May v. Mid-Century Ins. Co. , 2006 OK 100, ¶22, 151 P.3d 132 (footnotes omitted). "A basic rule of insurance law provides that the insured has the burden of showing that a covered loss has occurred, ..." Pitman v. Blue Cross and Blue Shield of Okla. , 217 F.3d 1291, 1298 (10th Cir. 2000).

¶10 At issue in this case is whether Appellant's acts fall within the Policy's coverage definitions. The Policy covers an insured for any "loss that is the result of a claim for a professional services wrongful act ...." The term "professional services wrongful act" is defined by the Policy to mean, inter alia :

any actual or alleged error, misstatement, misleading statement, act or omission, or neglect or breach of duty by the company in the performance of services for or on behalf of a customer ....

¶11 Appellant argues LT's allegations against it in the Kansas litigation fall squarely within the definition of a "professional services wrongful act" because the allegations charged that Appellant committed wrongful acts "in the performance of services for or on behalf of a customer." Stated otherwise, the Kansas suit alleged Appellant committed wrongful acts against LT while Appellant was developing and customizing banking software systems for two of its customers. Appellant does not challenge the trial court's denial of coverage under the "electronic banking wrongful act" Policy provision.

¶12 Receiver argues the trial court properly denied Appellant's claims because the conduct giving rise to the Kansas litigation was not performed by Appellant "for or on behalf of a customer," but rather was performed by Appellant for its own commercial purpose and business advantage. Receiver contends the alleged conduct was not to the detriment of Appellant's customer, but rather was to the detriment of a competitor, "an entity with whom [Appellant] did not have a professional *496relationship and for whom it did not provide professional services." Receiver insists the alleged unauthorized use by Appellant of LT's trade secrets and confidential information to develop software "is not a mistake or an error inherent in the banking profession, but rather an intentional act by [Appellant] for its own monetary gain, outside the scope of providing professional banking services." Both parties assert the Policy terms are unambiguous.

¶13 We agree with Receiver and the trial court that the Policy does not provide coverage for Appellant's loss. The clear terms and intent of the Policy is to provide coverage for mistakes or errors inherent in the practice of Appellant's profession of providing bank-related products and services to its banking customers. The acts alleged in the Kansas litigation all relate to Appellant's conduct regarding LT. Those allegations included breach of a purported contract with LT, tortious interference with LT's contracts, misappropriation of LT's trade secrets, civil conspiracy with BBOK against LT, fraud committed against LT, and breach of an alleged covenant with LT to deal fairly and in good faith. Accordingly, we hold the acts Appellant was alleged to have performed in the Kansas litigation were not undertaken "in the performance of services for or on behalf of a customer."

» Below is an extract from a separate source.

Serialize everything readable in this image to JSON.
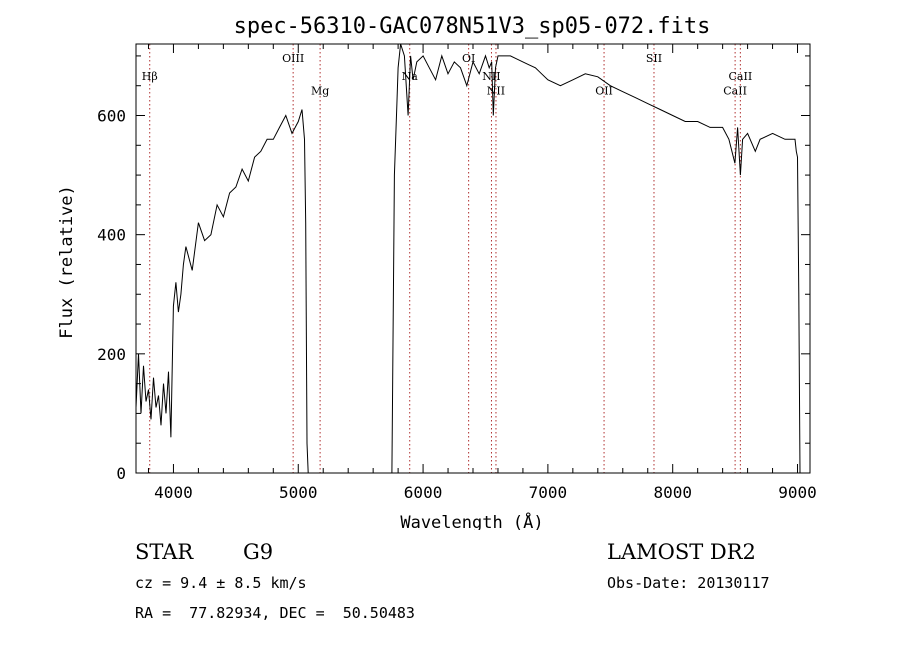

¶14 On the basis of the foregoing, we hold the trial court's ruling is neither against the weight of the evidence nor contrary to law or established principles of equity. It is therefore affirmed.

¶15 AFFIRMED.

JOPLIN, J., concurs.

BUETTNER, J., dissents.

¶1 I believe the language of the Policy is clear and unambiguous. Assigning the plain and ordinary meaning to the Policy's terms, the Policy provides coverage for Appellant's acts as alleged in the Kansas litigation. Appellant was alleged to have committed wrongful acts while it was developing and customizing banking software systems for two of its customers. The Policy language does not limit coverage to only alleged wrongs committed against a customer, nor does it appear to provide coverage only for unintentional acts. The term "professional services wrongful act" includes "any ... alleged ... act ... by the company in the performance of services for or on behalf of a customer ..." The alleged wrongful acts by Appellant were "in the performance of services for or on behalf of a customer" within the meaning of the Policy. I would hold that the policy covered the Appellant's claim.